Prof Arya setuju dengan pengajuan RUU tentang Bali sebagai usulan revisi UU Nomor 64/1958 tentang Pemerintah Daerah tingkat I Bali, NTB, dan NTT. Menurutnya UU Nomor 64/1958 memang sudah layak dievaluasi, selain karena munculnya UU Nomor 64/1958 dasar hukum masih menggunakan Republik Indonesia Serikat juga karena perubahan pada aspek pemerintah daerah di Bali dari 8 kabupaten menjadi 9 kabupaten/kota.
"Jadi kalau sudah di situ ditempatkan makna dalam melakukan evaluasi, bahkan penggantian sekalipun sah-sah saja. Jadi secara normatif layak, apalagi kalau dilihat keeksistensian konteks UU Nomor 64/1958 dikaitkan daerah tingkat II di bawahnya sudah berubah. Dulu kan 8 kabupaten, kota Denpasar belum masuk. Sejak 1992 ada pemerintah kota, sekaligus ini tentu kalau di geografis mungkin pengurangan atau kelebihan sedikit, mungkin berubah karena abrasi," kata Arya ketika berbincang di kantornya, Fakultas Hukum Udayana, Jl Pulau Bali, Denpasar, Bali, Kamis (24/1/2019).
SCROLL TO CONTINUE WITH CONTENT
"Itu reasoning yang lain mendukung bahwa ini layak untuk disesuaikan. Belum lagi persoalan kondisi saat ini dengan adanya lahirnya undang-undang yang menyesuaikan, menyempurnakan, mungkin banyak hal yang bisa diatur terkait dengan apa saja, yang menjadi kekhususan Pemprov Bali yang belum terakomodir di Undang-undang Bali," terang dosen pengajar hukum lingkugan itu.
Arya optimistis RUU tentang Bali untuk mendukung pelestarian adat, tradisi dan budaya di Pulau Dewata. Dengan catatan RUU tersebut hadir untuk mengatur kemandirian Provinsi Bali dan demi tujuan kesejahteraan rakyat.
"Tapi kuncinya dalam meningkatkan kesejahteraan rakyat, sehingga saya secara akademisi, pribadi, berharap perubahan penyempurnaan UU Nomor 64/1958 dengan RUU yang baru diusulkan jangan mengarah ke kemerdekaan tapi arahkanlah ke kemandirian. Mandiri mestinya bisa empowering, menyejahterahkan diri, bukan diarahkan ke kemerdekaan, sehingga pusat jadi lebih ringan," terangnya.
Dia pun yakin kehadiran RUU itu tak bakal berbenturan dengan undang-undang yang sudah ada. Arya juga yakin kehadiran RUU ini tak berniat untuk mengistimewakan Pulau Bali.

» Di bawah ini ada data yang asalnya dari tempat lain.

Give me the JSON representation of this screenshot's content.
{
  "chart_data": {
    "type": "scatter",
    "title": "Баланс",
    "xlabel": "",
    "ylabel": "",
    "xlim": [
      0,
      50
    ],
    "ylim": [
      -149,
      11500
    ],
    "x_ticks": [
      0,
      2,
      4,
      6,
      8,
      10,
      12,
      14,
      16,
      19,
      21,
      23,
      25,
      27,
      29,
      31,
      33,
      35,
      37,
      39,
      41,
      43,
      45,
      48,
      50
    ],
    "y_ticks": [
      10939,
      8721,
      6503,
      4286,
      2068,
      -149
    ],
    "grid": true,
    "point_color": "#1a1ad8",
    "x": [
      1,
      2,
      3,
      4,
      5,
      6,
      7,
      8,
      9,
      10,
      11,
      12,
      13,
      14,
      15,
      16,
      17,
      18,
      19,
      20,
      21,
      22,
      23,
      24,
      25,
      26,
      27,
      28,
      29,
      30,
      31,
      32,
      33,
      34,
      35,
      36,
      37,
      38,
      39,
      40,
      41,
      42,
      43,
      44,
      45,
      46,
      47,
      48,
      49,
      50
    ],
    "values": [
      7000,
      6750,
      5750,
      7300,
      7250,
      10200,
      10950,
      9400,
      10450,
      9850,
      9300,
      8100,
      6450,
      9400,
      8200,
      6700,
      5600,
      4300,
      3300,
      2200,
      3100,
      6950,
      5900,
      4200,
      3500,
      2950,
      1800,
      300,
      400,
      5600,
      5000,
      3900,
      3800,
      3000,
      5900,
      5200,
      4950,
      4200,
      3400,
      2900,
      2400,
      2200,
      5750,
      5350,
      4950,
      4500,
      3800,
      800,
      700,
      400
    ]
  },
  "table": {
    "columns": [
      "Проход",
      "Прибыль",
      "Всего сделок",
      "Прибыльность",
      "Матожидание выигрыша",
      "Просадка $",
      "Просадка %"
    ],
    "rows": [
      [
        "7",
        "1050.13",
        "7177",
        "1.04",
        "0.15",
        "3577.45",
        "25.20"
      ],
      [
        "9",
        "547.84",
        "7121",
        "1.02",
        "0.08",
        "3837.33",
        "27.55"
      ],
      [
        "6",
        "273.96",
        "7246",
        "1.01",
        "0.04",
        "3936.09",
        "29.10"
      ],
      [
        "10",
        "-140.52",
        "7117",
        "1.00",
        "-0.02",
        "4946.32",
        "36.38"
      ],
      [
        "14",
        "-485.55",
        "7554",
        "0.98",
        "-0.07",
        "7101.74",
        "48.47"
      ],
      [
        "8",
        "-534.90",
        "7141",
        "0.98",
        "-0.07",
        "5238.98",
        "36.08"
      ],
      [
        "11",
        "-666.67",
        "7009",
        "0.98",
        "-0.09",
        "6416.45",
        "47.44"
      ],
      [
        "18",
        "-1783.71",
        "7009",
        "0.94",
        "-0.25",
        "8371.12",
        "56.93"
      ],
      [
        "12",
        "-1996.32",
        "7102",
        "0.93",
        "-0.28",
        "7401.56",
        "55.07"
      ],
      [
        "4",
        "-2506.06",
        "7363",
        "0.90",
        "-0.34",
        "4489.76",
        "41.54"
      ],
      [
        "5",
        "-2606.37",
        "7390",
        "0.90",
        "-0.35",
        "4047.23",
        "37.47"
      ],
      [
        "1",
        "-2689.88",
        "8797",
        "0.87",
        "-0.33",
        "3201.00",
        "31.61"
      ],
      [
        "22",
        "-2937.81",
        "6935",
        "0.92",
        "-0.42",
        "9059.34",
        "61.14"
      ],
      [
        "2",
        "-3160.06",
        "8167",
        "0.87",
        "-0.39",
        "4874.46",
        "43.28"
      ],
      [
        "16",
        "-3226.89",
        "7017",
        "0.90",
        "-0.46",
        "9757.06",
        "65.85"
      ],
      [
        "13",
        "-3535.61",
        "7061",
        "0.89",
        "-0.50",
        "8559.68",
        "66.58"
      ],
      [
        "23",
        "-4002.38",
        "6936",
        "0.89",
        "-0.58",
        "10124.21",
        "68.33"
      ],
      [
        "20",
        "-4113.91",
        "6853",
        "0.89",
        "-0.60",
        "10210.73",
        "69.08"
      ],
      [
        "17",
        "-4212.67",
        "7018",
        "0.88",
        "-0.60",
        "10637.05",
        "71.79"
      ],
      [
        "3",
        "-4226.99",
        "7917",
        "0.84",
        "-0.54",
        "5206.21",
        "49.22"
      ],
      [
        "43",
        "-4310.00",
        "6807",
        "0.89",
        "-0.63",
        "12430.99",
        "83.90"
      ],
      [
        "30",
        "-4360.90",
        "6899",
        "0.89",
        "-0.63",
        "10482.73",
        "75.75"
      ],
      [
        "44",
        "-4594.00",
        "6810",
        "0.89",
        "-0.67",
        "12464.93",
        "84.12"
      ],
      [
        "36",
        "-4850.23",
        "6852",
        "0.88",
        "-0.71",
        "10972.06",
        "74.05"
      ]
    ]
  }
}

"Di sini kekhususan itu tidak ditonjolkan. Di sini pariwisata menonjol, adat juga menonjol, tempat lain juga ada. Tapi kalau dibanding daerah lain pariwisata Bali lebih maju. Jadi RUU ini bukan kekhususan, tapi untuk kemandirian rakyat Bali khususnya dan masyarakat Indonesia seluruhnya. Kita berinovasi tapi tetap kesatuan," ucap Arya.